Continuous data validation, as a service.
Python HTML Other

README.md

goodtables.io

Travis Coveralls Gitter

Good Tables == Good Times!

Continuous data validation as a service.

Preliminary designs and specifications can be found in the wiki.

Development installation

We currently use Redis as a broker:

sudo apt-get install redis-server

Install the Python package:

git clone git@github.com:frictionlessdata/goodtables.io.git
cd goodtables.io
pip install -r requirements.txt
python setup.py develop

Create .env file with environment variables:

$ cp .env.example .env
$ editor .env # edit your vars

Migrations:

  • migrate - make migrate
  • downgrade - alembic downgrade -1
  • add migration - alembic revision -m '<name>'

Quickstart

Start the Celery worker and dev server:

bash1$ make celery-dev
bash2$ make server-dev

Now developmet server runs on localhost:5000. We could send github repo for validation getting job identifiers as a response:

POST localhost:5000/github/hook/

{
  "repository": {
      "clone_url": "https://github.com/roll/goodtables-example.git"
    }
}
---
693f40f0-fcad-416e-b2c7-a5beebff4f44

GET localhost:5000/api/job/693f40f0-fcad-416e-b2c7-a5beebff4f44

{
  "report": {
    "created": "Mon, 14 Nov 2016 12:42:41 GMT",
    "finished": "Mon, 14 Nov 2016 12:42:43 GMT",
    "report": {
      "error-count": 1,
      "errors": [],
      "table-count": 2,
      "tables": [
        {
          "error-count": 1,
          "errors": [
            {
              "code": "blank-header",
              "column-number": 3,
              "message": "Header in column 3 is blank",
              "row": null,
              "row-number": null
            }
          ],
          "headers": [
            "id",
            "name",
            "",
            "name"
          ],
          "row-count": 2,
          "time": 0.964,
          "valid": false
        },
        {
          "error-count": 0,
          "errors": [],
          "headers": [
            "id",
            "name"
          ],
          "row-count": 3,
          "time": 0.945,
          "valid": true
        }
      ],
      "time": 0.981,
      "valid": false
    },
    "id": "693f40f0-fcad-416e-b2c7-a5beebff4f44"
  },
  "status": "SUCCESS"
}

Set up (MVP version)

As of now, the process to set up validation on a GitHub repo is the following:

  • Choose a repository that contains tabular data files inside the frictionlessdata organization
  • Go to Settings > Webhooks.
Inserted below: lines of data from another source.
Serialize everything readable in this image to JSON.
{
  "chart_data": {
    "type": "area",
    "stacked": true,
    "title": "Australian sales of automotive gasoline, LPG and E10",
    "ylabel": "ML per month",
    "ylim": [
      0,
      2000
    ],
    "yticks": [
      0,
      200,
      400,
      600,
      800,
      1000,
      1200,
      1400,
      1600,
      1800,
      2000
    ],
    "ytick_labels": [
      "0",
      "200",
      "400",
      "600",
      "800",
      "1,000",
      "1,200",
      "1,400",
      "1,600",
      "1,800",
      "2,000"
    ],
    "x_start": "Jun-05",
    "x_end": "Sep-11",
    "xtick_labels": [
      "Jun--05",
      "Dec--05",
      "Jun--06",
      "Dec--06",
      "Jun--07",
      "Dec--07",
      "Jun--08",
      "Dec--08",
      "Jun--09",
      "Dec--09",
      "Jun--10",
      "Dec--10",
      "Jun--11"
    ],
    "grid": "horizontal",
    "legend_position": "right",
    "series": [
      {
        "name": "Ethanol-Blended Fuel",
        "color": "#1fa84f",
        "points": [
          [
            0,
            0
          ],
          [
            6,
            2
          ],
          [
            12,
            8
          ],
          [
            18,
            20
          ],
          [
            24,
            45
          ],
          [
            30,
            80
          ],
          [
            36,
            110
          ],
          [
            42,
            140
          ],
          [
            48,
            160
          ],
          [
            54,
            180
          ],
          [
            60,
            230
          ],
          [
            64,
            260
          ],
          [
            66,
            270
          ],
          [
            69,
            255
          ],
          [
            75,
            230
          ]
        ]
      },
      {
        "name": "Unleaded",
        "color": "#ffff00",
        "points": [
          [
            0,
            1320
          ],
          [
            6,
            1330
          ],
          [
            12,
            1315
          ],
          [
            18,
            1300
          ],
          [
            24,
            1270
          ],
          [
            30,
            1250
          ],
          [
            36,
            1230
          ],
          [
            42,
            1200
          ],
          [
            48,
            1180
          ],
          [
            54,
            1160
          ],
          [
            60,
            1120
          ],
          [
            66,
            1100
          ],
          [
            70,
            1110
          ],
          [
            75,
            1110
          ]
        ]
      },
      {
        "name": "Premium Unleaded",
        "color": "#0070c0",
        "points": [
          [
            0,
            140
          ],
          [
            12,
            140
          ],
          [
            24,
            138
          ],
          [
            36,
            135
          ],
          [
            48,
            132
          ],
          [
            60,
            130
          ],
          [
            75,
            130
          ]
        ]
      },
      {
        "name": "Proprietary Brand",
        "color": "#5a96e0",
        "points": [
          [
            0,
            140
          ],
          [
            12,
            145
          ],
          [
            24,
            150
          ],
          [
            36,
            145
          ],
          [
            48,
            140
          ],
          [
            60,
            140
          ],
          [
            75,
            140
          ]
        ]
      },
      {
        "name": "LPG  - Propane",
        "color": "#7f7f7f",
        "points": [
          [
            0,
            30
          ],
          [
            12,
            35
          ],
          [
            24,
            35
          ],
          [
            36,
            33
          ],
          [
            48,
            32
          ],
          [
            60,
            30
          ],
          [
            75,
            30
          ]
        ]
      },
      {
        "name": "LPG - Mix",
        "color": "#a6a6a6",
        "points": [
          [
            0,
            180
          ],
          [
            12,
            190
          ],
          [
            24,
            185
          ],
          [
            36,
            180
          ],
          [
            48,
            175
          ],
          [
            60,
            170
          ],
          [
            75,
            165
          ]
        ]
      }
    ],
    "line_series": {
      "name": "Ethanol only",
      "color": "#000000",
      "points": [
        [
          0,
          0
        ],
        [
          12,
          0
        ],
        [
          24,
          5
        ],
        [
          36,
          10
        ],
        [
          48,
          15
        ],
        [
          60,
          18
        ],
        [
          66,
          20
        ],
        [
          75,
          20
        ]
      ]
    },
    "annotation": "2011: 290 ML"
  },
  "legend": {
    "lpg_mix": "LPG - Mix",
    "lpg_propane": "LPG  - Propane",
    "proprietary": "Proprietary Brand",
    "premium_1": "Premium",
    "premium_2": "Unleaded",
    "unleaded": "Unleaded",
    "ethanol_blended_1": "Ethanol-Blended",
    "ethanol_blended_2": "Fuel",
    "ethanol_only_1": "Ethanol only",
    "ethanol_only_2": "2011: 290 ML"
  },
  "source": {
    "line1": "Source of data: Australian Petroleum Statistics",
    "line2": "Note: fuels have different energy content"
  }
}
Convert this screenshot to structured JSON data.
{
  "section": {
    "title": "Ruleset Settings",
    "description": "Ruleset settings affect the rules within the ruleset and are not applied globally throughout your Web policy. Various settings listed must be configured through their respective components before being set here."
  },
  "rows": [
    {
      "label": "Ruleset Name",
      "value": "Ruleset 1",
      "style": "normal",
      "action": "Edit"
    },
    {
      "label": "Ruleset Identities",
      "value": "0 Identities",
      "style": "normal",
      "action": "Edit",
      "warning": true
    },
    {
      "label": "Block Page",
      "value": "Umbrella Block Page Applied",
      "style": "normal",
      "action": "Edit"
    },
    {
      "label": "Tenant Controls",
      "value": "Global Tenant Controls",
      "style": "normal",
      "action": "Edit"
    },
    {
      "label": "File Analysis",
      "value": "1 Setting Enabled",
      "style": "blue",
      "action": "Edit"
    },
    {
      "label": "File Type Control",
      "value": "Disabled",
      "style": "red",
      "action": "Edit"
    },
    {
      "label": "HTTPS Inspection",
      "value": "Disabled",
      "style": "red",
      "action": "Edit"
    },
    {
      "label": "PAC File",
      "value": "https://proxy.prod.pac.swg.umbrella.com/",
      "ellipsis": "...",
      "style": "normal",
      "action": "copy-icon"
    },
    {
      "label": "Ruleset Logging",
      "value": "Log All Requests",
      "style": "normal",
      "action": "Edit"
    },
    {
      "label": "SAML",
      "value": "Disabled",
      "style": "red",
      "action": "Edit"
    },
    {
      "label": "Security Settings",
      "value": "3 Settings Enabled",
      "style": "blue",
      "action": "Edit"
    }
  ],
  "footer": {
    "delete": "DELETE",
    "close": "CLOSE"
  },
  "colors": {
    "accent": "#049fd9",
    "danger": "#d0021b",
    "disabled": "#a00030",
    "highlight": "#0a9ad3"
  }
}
Click on Add Webhook
  • On Payload URL, enter: http://goodtables.oklabs.org/github/hook (leave the rest of fields as they are)

From this moment, once you start pushing to the master branch you should see the validation status next to the commit messages:

dealwithit 1

The statuses link to the full report on the prototype app.

Support for PRs, custom branches and proper authorisation is coming.